Rita’s career loomed large behind the scenes before stepping in front of the camera. She taught actresses like Jane Russell, Fernando Lamas, Lana Turner, Rita Hayworth, Betty Grable and Marilyn Monroe to dance. She also helped bring the famous musical Chicago to life and originated the Roxie Hart character, played by Renee Zellweger in the movie. Later Gwen went on to appear in movies like The Cotton Club and Cocoon. She even did some voice work for Creepshow.
Frankly, My Dear, I don’t Give a Damn Yankees
How does Damn Yankees compare to a legendary musical like West Side Story? Not well (although it is worth nothing that Tab Hunter was up for the role of Tony in West Side Story but lost out to Richard Beymer).
When it comes to songs, Damn Yankees does not boast any super memorable tunes beyond You Got to Have Heart. The dances are not particularly elaborate either. Likewise, the story seems unfocused. The screenplay continually bounces between different characters who seem to have nothing more to do than mog for the camera.

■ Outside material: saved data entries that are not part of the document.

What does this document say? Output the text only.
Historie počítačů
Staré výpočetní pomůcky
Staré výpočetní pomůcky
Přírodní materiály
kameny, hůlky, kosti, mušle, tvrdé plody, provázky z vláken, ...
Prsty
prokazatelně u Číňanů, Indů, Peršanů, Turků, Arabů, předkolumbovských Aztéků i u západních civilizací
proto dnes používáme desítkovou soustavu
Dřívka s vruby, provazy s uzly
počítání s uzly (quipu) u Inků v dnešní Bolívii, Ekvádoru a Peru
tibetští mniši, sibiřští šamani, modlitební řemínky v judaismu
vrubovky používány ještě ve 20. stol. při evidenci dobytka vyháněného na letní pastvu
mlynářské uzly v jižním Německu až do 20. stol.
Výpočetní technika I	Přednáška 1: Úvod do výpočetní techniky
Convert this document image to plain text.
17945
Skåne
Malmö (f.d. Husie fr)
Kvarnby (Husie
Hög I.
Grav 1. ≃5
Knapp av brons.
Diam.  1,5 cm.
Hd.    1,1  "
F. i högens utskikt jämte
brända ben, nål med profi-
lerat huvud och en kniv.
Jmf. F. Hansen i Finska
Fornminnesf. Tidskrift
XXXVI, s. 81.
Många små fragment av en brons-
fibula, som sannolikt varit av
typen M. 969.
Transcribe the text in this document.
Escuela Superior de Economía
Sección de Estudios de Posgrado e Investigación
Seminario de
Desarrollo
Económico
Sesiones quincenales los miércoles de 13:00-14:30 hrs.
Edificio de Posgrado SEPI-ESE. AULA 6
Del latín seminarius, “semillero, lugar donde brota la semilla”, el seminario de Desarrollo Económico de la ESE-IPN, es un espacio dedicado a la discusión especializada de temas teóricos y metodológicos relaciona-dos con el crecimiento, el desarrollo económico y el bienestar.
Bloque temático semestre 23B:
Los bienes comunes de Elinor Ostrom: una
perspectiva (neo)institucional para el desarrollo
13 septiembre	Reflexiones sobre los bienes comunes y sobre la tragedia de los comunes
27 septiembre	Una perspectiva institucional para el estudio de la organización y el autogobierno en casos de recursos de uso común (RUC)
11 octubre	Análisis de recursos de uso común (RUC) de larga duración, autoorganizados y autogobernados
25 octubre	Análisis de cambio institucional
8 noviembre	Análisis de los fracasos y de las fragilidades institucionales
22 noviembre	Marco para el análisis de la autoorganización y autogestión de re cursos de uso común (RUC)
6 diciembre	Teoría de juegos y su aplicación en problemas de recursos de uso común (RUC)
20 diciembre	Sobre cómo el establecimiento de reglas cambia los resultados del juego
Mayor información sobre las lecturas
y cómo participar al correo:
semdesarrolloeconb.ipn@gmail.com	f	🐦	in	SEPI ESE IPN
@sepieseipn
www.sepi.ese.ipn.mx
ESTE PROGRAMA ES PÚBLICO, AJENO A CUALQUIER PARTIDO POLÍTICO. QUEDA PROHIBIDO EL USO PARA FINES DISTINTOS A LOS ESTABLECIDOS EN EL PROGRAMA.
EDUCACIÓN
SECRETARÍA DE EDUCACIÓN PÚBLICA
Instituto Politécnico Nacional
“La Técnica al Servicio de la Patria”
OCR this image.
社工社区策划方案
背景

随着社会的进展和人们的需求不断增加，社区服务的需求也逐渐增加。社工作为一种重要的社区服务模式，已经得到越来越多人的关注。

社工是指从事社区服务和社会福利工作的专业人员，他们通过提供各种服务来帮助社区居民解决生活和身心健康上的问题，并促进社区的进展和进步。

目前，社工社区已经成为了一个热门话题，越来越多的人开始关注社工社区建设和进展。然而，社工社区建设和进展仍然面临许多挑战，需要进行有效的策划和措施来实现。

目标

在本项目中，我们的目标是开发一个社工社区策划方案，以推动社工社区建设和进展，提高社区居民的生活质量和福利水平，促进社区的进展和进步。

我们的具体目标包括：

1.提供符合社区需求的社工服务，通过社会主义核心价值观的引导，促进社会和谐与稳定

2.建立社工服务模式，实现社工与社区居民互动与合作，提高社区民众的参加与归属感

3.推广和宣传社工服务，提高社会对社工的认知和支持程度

Where Damn Yankees really suffers is in its visual appeal, however. The bulk of the film is shot in a studio, which gives it a very television-like appearance. Large portions of West Side Story were shot on sound stages, as well, but West Side Story had a legend working behind the camera: Robert Wise (The Day the Earth Stood Still, The Sound of Music and Star Trek: The Motion Picture). Wise managed to make everything appear epic despite working within enclosed spaces.
George Abbott is no Robert Wise. For this reason, Damn Yankees is not a classic of the genre, but it has its charms. Plus, it was a pleasure to meet Ms. Gwen Verdon.
While the rest of the film struggled to get on base, Verdon hit a homerun every time she was onscreen.